Cloud-Native Deployment
Frontier model performance with managed infrastructure.
Stack
- Claude Sonnet 4 + GPT-4 Turbo (multi-LLM ensemble)
- Anthropic/OpenAI API endpoints
- AWS Lambda + Step Functions orchestration
- Managed Qdrant Cloud
- AWS RDS PostgreSQL with automated backups
Use Cases
- Media analysis and fact-checking
- Public discourse monitoring
- Non-sensitive document review
- Research and academic analysis
Air-Gapped Deployment
Complete data sovereignty with zero egress to external APIs.
Stack
- Ollama (Mistral 7B + Llama 3 8B)
- Local inference—no external API calls
- Docker Compose orchestration
- Self-hosted Qdrant container
- Local PostgreSQL instance with volume persistence
Use Cases
- Financial services compliance analysis
- Legal document review (attorney-client privileged)
- Healthcare/HIPAA-compliant analysis
- Government/classified document processing
🎯 Strategic Design Decision
The dual deployment mode directly addresses the "how do we use GenAI when our data cannot leave our boundary?" question that every client in financial services, legal, healthcare, and government asks.

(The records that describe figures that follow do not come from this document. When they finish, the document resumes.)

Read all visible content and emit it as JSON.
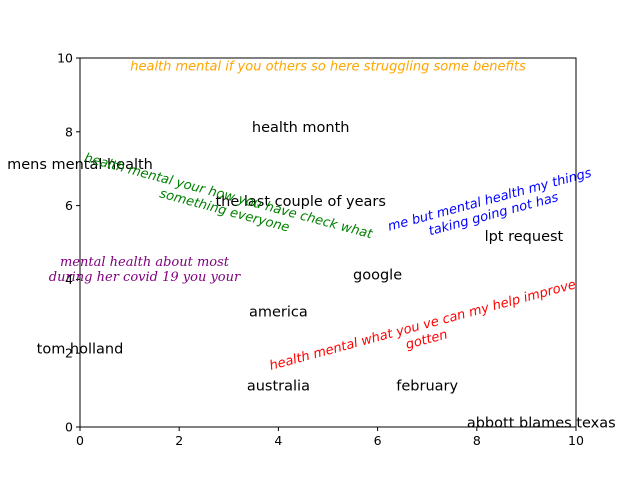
{
  "chart_data": {
    "type": "scatter",
    "title": "",
    "xlabel": "",
    "ylabel": "",
    "xlim": [
      0,
      10
    ],
    "ylim": [
      0,
      10
    ],
    "x_ticks": [
      "0",
      "2",
      "4",
      "6",
      "8",
      "10"
    ],
    "y_ticks": [
      "0",
      "2",
      "4",
      "6",
      "8",
      "10"
    ],
    "grid": false,
    "words": [
      {
        "text": "health month",
        "x": 4.45,
        "y": 8.1
      },
      {
        "text": "mens mental health",
        "x": 0.0,
        "y": 7.1
      },
      {
        "text": "the last couple of years",
        "x": 4.45,
        "y": 6.1
      },
      {
        "text": "lpt request",
        "x": 8.95,
        "y": 5.15
      },
      {
        "text": "google",
        "x": 6.0,
        "y": 4.1
      },
      {
        "text": "america",
        "x": 4.0,
        "y": 3.1
      },
      {
        "text": "tom holland",
        "x": 0.0,
        "y": 2.1
      },
      {
        "text": "australia",
        "x": 4.0,
        "y": 1.1
      },
      {
        "text": "february",
        "x": 7.0,
        "y": 1.1
      },
      {
        "text": "abbott blames texas",
        "x": 9.3,
        "y": 0.1
      }
    ],
    "phrases": [
      {
        "lines": [
          "health mental if you others so here struggling some benefits"
        ],
        "x": 5.0,
        "y": 9.75,
        "angle": 0,
        "color": "#ffa500",
        "style": "sans"
      },
      {
        "lines": [
          "health mental your how you have check what",
          "something everyone"
        ],
        "x": 2.95,
        "y": 6.05,
        "angle": -15,
        "color": "#008000",
        "style": "sans"
      },
      {
        "lines": [
          "me but mental health my things",
          "taking going not has"
        ],
        "x": 8.3,
        "y": 5.95,
        "angle": 15,
        "color": "#0000ff",
        "style": "sans"
      },
      {
        "lines": [
          "mental health about most",
          "during her covid 19 you your"
        ],
        "x": 1.3,
        "y": 4.25,
        "angle": 0,
        "color": "#800080",
        "style": "serif"
      },
      {
        "lines": [
          "health mental what you ve can my help improve",
          "gotten"
        ],
        "x": 6.95,
        "y": 2.55,
        "angle": 15,
        "color": "#ff0000",
        "style": "sans"
      }
    ]
  }
}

Trade-off accepted: The on-premise path sacrifices frontier-model capability for data sovereignty. Mistral 7B and Llama 3 8B via Ollama are not Claude Sonnet 4. For high-stakes nuanced reasoning (complex legal arguments, subtle political rhetoric), that gap matters. For many enterprise workloads (extraction, classification, structured analysis, policy compliance checking), it does not.
The architectural answer: Same analytical framework, same agent orchestration via LangChain/LangGraph, same 10-lens methodology, same output structure—different inference endpoints. The decision is use-case specific, not a blanket "cloud vs on-prem" debate. This is the reference pattern for regulated industries.
Technical Differentiators
Temporal Contradiction Detection
Most analysis tools work on single documents. Perspective AI maintains a vector memory of prior statements by source, enabling cross-temporal contradiction detection—a politician's statement today vs. three years ago, automatically surfaced via Qdrant metadata filtering.
Multi-LLM Orchestration
The SaaS deployment runs parallel analysis across Claude Sonnet 4 and GPT-4 Turbo, comparing outputs for consensus and divergence. This catches model-specific biases, improves analytical reliability, and enables active learning triggers when models disagree.
Hybrid Symbolic + Neural NLP
Beyond LLMs, Perspective AI uses spaCy for dependency parsing, custom lexicons for domain-specific framing detection, and NetworkX for voice pattern analysis—combining rule-based precision with neural flexibility.
Graduated Trust Architecture
Two deployment modes represent a graduated trust model: public cloud for non-sensitive workloads, private on-premise for regulated data. Same capability, different boundaries—the pattern enterprise clients need to safely adopt GenAI.